(Originally posted 2003.Apr.30 Wed; links may have expired.)
Diana Larsen's article on change and learning (and XP) http://www.cutter.com/itjournal/change.html 12 pages (PDF).
She quotes Beckhard's formula for change (my paraphrasing): If dissatisfaction with status quo, plus desirability of change, plus clear definition of what/how to do, are greater than the resistance to change, then you can achieve the desired change.
She says to encourage change, market it by increasing awareness of the problems with the status quo (I see a risk of being called names like "negative" or "not a team player") and the communicating the desirability of getting to a better situation. "When you are implementing change, there is no such thing as too much communication."
Some of this runs counter to Jerry Weinberg and another (name forgotten) book. Jerry says "don't promise more than a 10% improvement." A manager doesn't want to admit that more improvement is possible, because then they would have to admit that they were not doing a "good job" before. The (name forgotten) book pointed out that too clear a picture of the future can be paralyzing because people can see the perceived drawbacks of that situation too visibly, while not appreciating the benefits.
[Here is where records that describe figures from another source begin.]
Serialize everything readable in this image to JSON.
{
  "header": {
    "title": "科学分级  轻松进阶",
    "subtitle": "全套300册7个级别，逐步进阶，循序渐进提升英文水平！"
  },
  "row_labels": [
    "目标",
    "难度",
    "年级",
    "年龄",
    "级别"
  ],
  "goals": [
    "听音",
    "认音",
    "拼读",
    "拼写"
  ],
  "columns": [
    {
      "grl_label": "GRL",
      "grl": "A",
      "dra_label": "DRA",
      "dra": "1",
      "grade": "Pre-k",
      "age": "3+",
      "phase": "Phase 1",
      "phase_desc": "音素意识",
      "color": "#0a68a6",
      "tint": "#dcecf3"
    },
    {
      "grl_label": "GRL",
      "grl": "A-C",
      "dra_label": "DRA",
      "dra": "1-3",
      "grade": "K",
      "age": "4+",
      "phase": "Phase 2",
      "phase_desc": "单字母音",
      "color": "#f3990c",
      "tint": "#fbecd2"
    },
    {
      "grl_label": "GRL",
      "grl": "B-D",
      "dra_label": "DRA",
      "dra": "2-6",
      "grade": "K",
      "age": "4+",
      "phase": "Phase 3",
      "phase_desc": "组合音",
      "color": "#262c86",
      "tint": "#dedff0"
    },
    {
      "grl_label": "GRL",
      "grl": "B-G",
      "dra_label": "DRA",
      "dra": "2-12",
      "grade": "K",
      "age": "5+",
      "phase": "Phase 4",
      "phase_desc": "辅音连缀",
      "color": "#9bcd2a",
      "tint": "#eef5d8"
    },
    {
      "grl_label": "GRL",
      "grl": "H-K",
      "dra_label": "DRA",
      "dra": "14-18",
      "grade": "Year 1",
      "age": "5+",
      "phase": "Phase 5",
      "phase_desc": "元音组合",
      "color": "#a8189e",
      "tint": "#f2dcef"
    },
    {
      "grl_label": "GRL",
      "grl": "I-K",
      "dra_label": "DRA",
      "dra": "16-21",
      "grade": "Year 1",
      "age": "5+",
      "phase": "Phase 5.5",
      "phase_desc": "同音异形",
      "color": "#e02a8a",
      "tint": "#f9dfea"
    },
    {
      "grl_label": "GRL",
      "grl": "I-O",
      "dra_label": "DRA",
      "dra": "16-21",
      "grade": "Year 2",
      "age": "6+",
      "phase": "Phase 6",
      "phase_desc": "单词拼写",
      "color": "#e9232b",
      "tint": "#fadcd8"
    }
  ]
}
She writes "XP has the advantage over many change efforts in that fast iterations build in the feedback loop for short-term success. While floundering through the chaos, nothing bolsters the participants in a change effort like the sense of progress from a quick 'win.'"
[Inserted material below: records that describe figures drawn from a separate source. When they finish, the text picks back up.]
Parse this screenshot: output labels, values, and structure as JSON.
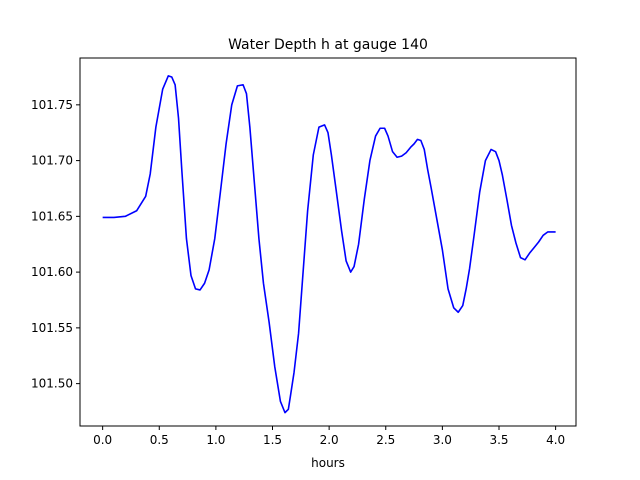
{
  "chart_data": {
    "type": "line",
    "title": "Water Depth h at gauge 140",
    "xlabel": "hours",
    "ylabel": "",
    "xlim": [
      -0.2,
      4.18
    ],
    "ylim": [
      101.462,
      101.792
    ],
    "xticks": [
      0.0,
      0.5,
      1.0,
      1.5,
      2.0,
      2.5,
      3.0,
      3.5,
      4.0
    ],
    "xtick_labels": [
      "0.0",
      "0.5",
      "1.0",
      "1.5",
      "2.0",
      "2.5",
      "3.0",
      "3.5",
      "4.0"
    ],
    "yticks": [
      101.5,
      101.55,
      101.6,
      101.65,
      101.7,
      101.75
    ],
    "ytick_labels": [
      "101.50",
      "101.55",
      "101.60",
      "101.65",
      "101.70",
      "101.75"
    ],
    "grid": false,
    "series": [
      {
        "color": "#0000ff",
        "x": [
          0.0,
          0.1,
          0.2,
          0.3,
          0.38,
          0.42,
          0.47,
          0.53,
          0.58,
          0.61,
          0.64,
          0.67,
          0.7,
          0.74,
          0.78,
          0.82,
          0.86,
          0.9,
          0.94,
          0.99,
          1.04,
          1.09,
          1.14,
          1.19,
          1.24,
          1.27,
          1.3,
          1.34,
          1.38,
          1.42,
          1.47,
          1.52,
          1.57,
          1.61,
          1.64,
          1.66,
          1.69,
          1.73,
          1.77,
          1.81,
          1.86,
          1.91,
          1.96,
          1.99,
          2.02,
          2.06,
          2.11,
          2.15,
          2.19,
          2.22,
          2.26,
          2.31,
          2.36,
          2.41,
          2.45,
          2.49,
          2.52,
          2.56,
          2.6,
          2.64,
          2.68,
          2.72,
          2.75,
          2.78,
          2.81,
          2.84,
          2.87,
          2.9,
          2.95,
          3.0,
          3.05,
          3.1,
          3.14,
          3.18,
          3.21,
          3.24,
          3.28,
          3.33,
          3.38,
          3.43,
          3.47,
          3.5,
          3.53,
          3.57,
          3.61,
          3.65,
          3.69,
          3.73,
          3.77,
          3.81,
          3.85,
          3.89,
          3.93,
          3.97,
          4.0
        ],
        "y": [
          101.649,
          101.649,
          101.65,
          101.655,
          101.668,
          101.688,
          101.73,
          101.764,
          101.776,
          101.775,
          101.768,
          101.738,
          101.69,
          101.63,
          101.597,
          101.585,
          101.584,
          101.59,
          101.602,
          101.63,
          101.672,
          101.715,
          101.75,
          101.767,
          101.768,
          101.76,
          101.73,
          101.68,
          101.63,
          101.59,
          101.555,
          101.515,
          101.484,
          101.474,
          101.477,
          101.49,
          101.51,
          101.545,
          101.6,
          101.655,
          101.705,
          101.73,
          101.732,
          101.725,
          101.705,
          101.675,
          101.637,
          101.61,
          101.6,
          101.605,
          101.625,
          101.665,
          101.7,
          101.722,
          101.729,
          101.729,
          101.722,
          101.708,
          101.703,
          101.704,
          101.707,
          101.712,
          101.715,
          101.719,
          101.718,
          101.71,
          101.692,
          101.676,
          101.648,
          101.62,
          101.585,
          101.568,
          101.564,
          101.57,
          101.585,
          101.603,
          101.633,
          101.672,
          101.7,
          101.71,
          101.708,
          101.7,
          101.687,
          101.665,
          101.642,
          101.626,
          101.613,
          101.611,
          101.617,
          101.622,
          101.627,
          101.633,
          101.636,
          101.636,
          101.636
        ]
      }
    ]
  }
}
Larsen recommends Chartering to start a project, and agrees with Lindstrom and Beck on "Hold two-day professionally facilitated retrospectives each quarter." (And at project end.)
Change takes time. "Putnam points out the need for patience with change efforts as he maps out six months' worth of defect tracking and shows its consistency with Satir's [change] model. He notes that if you had an evaluation of success or failure after three months, you might have come to an erroneous conclusion."